As always, past performance is no guarantee of future results. Our approach will be effective only if future experience is roughly comparable to that of the past. Then again, zealously following on-paper hedge ratio metrics is accurate only if the future is unlike anything ever seen before: a world of invariant credit spreads and/or parallel yield curve shifts. Our process depends no more on past performance than does any other application of modern portfolio theory.
Our custom LDI solutions have indeed performed well against client liabilities in real time. Hopefully, the effective hedge ratio and effective spread-hedge ratio concepts introduced here will provide useful insights for our clients on the efficacy both of their current allocations and of potential LDI solutions. Generally, if your DB plan contains substantial allocations to credit and/or risk assets, you are likely much less hedged against rate movements and much more sensitive to spread movements than you think.
- The problems of sustaining funded status when benefit payments must be made were explored in Why All Defined-Benefit Plans are Short-Term Investors, November 2014, available on our website.
- More precisely, the standard for interest and spread movements are the risk factors we define for the long government and long credit markets. Those risk factors were introduced and described in A Risk Factor Based LDI Analysis: A 100% Hedge Ratio Is Not Enough, May 2015, available on our website. These risk factors are derived in a way that makes them uncorrelated with each other. The risk factor for the long government market measures movements in long government returns that are not correlated with movements in the T-bill market. The risk factor for long credit measures movements in long credit returns that are not correlated with movements in the T-bill, long government or intermediate government markets. Our process identifies seven risk factors for LDI analysis: short, intermediate and long government market factors, short and long credit market factors and large and small cap equity market factors. These seven factors are akin to the five factors of the well-known Fama-French model, but are derived in quite a different fashion.

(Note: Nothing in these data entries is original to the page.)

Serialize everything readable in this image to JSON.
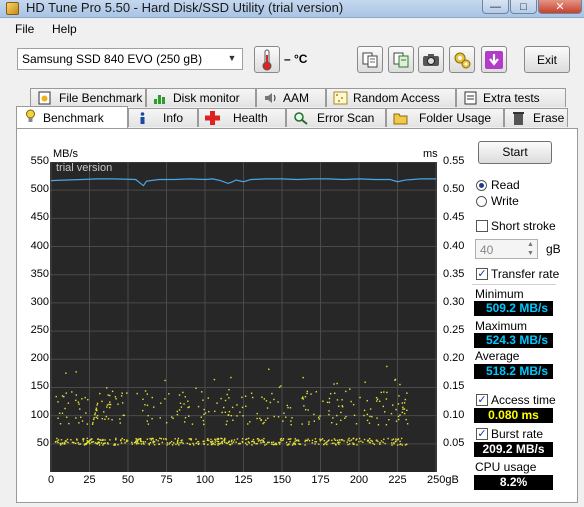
{
  "window": {
    "title": "HD Tune Pro 5.50 - Hard Disk/SSD Utility (trial version)",
    "min_glyph": "—",
    "max_glyph": "□",
    "close_glyph": "✕"
  },
  "menu": {
    "file": "File",
    "help": "Help"
  },
  "toolbar": {
    "drive": "Samsung SSD 840 EVO (250 gB)",
    "temperature": "– °C",
    "exit_label": "Exit"
  },
  "tabs_top": [
    "File Benchmark",
    "Disk monitor",
    "AAM",
    "Random Access",
    "Extra tests"
  ],
  "tabs_bottom": [
    "Benchmark",
    "Info",
    "Health",
    "Error Scan",
    "Folder Usage",
    "Erase"
  ],
  "active_tab": "Benchmark",
  "controls": {
    "start_label": "Start",
    "read_label": "Read",
    "write_label": "Write",
    "read_selected": true,
    "short_stroke_label": "Short stroke",
    "short_stroke_checked": false,
    "short_stroke_value": "40",
    "short_stroke_unit": "gB",
    "transfer_rate_label": "Transfer rate",
    "transfer_rate_checked": true,
    "access_time_label": "Access time",
    "access_time_checked": true,
    "burst_rate_label": "Burst rate",
    "burst_rate_checked": true
  },
  "stats": {
    "minimum_label": "Minimum",
    "minimum_value": "509.2 MB/s",
    "maximum_label": "Maximum",
    "maximum_value": "524.3 MB/s",
    "average_label": "Average",
    "average_value": "518.2 MB/s",
    "access_time_value": "0.080 ms",
    "burst_rate_value": "209.2 MB/s",
    "cpu_usage_label": "CPU usage",
    "cpu_usage_value": "8.2%"
  },
  "colors": {
    "chart_bg": "#272727",
    "grid": "#4a4a4a",
    "transfer_line": "#4aa7e8",
    "access_points": "#e7e33a",
    "value_cyan": "#00c8ff",
    "value_yellow": "#ffff00"
  },
  "chart_data": {
    "type": "line",
    "watermark": "trial version",
    "ylabel_left": "MB/s",
    "ylabel_right": "ms",
    "xlabel_unit": "gB",
    "x_ticks": [
      "0",
      "25",
      "50",
      "75",
      "100",
      "125",
      "150",
      "175",
      "200",
      "225",
      "250gB"
    ],
    "y_left_ticks": [
      "550",
      "500",
      "450",
      "400",
      "350",
      "300",
      "250",
      "200",
      "150",
      "100",
      "50"
    ],
    "y_right_ticks": [
      "0.55",
      "0.50",
      "0.45",
      "0.40",
      "0.35",
      "0.30",
      "0.25",
      "0.20",
      "0.15",
      "0.10",
      "0.05"
    ],
    "xlim": [
      0,
      250
    ],
    "ylim_left": [
      0,
      550
    ],
    "ylim_right": [
      0,
      0.55
    ],
    "series": [
      {
        "name": "Transfer rate",
        "axis": "left",
        "x": [
          0,
          10,
          20,
          30,
          40,
          55,
          60,
          62,
          70,
          80,
          90,
          100,
          105,
          110,
          115,
          118,
          120,
          125,
          130,
          140,
          150,
          160,
          170,
          180,
          190,
          200,
          210,
          220,
          225,
          230,
          240,
          250
        ],
        "y": [
          517,
          518,
          519,
          520,
          520,
          519,
          508,
          516,
          519,
          519,
          520,
          519,
          520,
          517,
          512,
          515,
          518,
          515,
          519,
          520,
          520,
          519,
          520,
          520,
          519,
          520,
          519,
          519,
          515,
          518,
          520,
          520
        ]
      },
      {
        "name": "Access time",
        "axis": "right",
        "style": "scatter",
        "bands": [
          {
            "y_center": 0.055,
            "spread": 0.006,
            "count": 420
          },
          {
            "y_center": 0.115,
            "spread": 0.03,
            "count": 260
          },
          {
            "y_center": 0.165,
            "spread": 0.025,
            "count": 25
          }
        ]
      }
    ]
  }
}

- For a more detailed discussion of convexity in LDI, see Convexity in LDI Liabilities—How to Earn More and Be Better Hedged, November 2017, available on our website.
- These effective duration and spread duration measures were calculated using annual holding period data over 1989-2018, the same sample as displayed in Exhibit 2. We also note here that while the effective rate and spread durations of high-yield are about equal to those of large cap equities, the latter is also sensitive to equity-market specific risk factors, so that equities indeed exhibit more volatility and risk than high-yield.